Произведение как таковое – мужик, засунувший голову под хвост коровы. При всем желании из него не извлечешь ничего иного, как не извлечешь ничего из липучек с дохлыми мухами, показанных молодой художницей на одном из бьеннале в Москве, из свернутой жгутом тряпки, экспонировавшейся в винном подвале в проекте «Верю» в качестве «Автопортрета» художницы, из пустых страниц альбома Ильи Кабакова, которые – напиши о них хоть десять диссертаций, так и остаются пустыми страницами. Собственно, акции Кулика, если взять их в натуральном, очищенном «от примесей» виде, способны вызвать однозначную реакцию у ста процентов зрителей, независимо от их национальности, общественного положения и интеллектуального уровня. Ну, скажите, что вы подумаете, увидев средних лет мужчину, гуляющего по городу нагишом и совершающего непристойные действия? Шизофрения. Хулиганство. Эпатаж. В лучшем случае – попытка возродить юродство, некогда распространенное на Руси, стремление поиграть в этакого Василия Блаженного, что выглядит в наши дни опять-таки только дурацким эпатажем. Короче, нечто абсолютно бессмысленное, достойное если не милиции, то сумасшедшего дома. Но ваше мнение неминуемо поколеблется, когда вы увидите, как голого мужчину и его акции снимают десятки фото – и телерепортеров, как почтительно берут у него интервью наши и зарубежные корреспонденты. Вы еще больше смутитесь, побывав на выставке в ЦДХ: фотографии и видео клипы «акций» Кулика поданы в максимально впечатляющем виде. Великолепный дизайн, сложно трансформированное пространство трех этажей; затемненные помещения, в которых разбросаны – иногда по одному на весь зал таинственно светящиеся экраны; какие-то бассейны со струями воды…. Можно только догадываться, во что всё это обошлось. Каждый метр выставочной площади ЦДХ на один день экспозиции стоит сотни, если не тысячи долларов. И вы окончательно почувствуете свое ничтожество, свое вопиющее непонимание величия Кулика, взяв в руки шикарный супер-дорогой фолиант – этакую скрижаль с латинской надписью «Nihil inhumanum a me alienum puto» Oleg Kulik – «ничто НЕечеловеческое мне не чуждо». Рога и копыта… мутант-Христос…Заверения: «Я никогда не был человеком…»
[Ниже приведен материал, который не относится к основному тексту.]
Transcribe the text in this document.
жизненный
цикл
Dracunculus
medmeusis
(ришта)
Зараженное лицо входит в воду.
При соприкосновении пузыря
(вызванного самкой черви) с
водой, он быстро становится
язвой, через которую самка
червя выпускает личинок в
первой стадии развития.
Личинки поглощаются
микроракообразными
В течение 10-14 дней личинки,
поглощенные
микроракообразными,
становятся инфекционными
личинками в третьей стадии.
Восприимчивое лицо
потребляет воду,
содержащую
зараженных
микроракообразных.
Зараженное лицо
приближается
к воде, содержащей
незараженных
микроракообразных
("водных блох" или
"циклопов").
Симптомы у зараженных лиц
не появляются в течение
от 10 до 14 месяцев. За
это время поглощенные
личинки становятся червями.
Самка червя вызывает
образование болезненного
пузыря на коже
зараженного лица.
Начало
Вернисажная тусовка была назначена не на обычное для вернисажей время, а на поздний вечер, с тем расчетом, чтобы захватить полночь… Все присутствующие невольно подчинялись гипнотической атмосфере «акции»: «Мощный пресс гуманитарности усыпил в человеке животное. И только когда во всех витринах гаснет свет, в темноте животное просыпается и насилует человека изнутри….» (Олег Кулик). Бал сатаны… Уж и впрямь, не новый ли Воланд явился в Москву со своей бесовской свитой, запорошил людям глаза, перевернул представления о гуманитарности и человечности? Нет, конечно, не Воланд, а вот Кот-Бегемот или Коровьев – пожалуй… Именно этот, старательно раскрученный «иммедж», это нагнетание атмосферы чего-то дьявольского, мистического, потустороннего и составляет тот «бренд», ту отлично раскрученную рекламную акцию, номинг которой ОЛЕГ КУЛИК. «Что такое религия? Это собрание некоторых догм, которые придуманы какими-то людьми… Божественность – это метафора. Нет какой-то божественности на небе или земле, – изрек Кулик в интервью с журналом ДИ по поводу своего проекта «Верю». – Все религии должны отойти в прошлое.» «Практически все может стать и становится шоу: … религия, …, искусство» – заявляет Бредихина. Заблуждаетесь, спичрайтер: превратить в «шоу» религию и искусство не под силу даже подлинному Воланду. Религия и искусство проходят по совсем другому ведомству. Раскрутить в стÒящее много миллионов, претендующее на мировую славу «шоу» можно только подменку искусства. Обманку. Скорлупу от гнилого ореха. Не лицо и не лик – личину, прикрывающую пустоту. Зачем? С какой целью?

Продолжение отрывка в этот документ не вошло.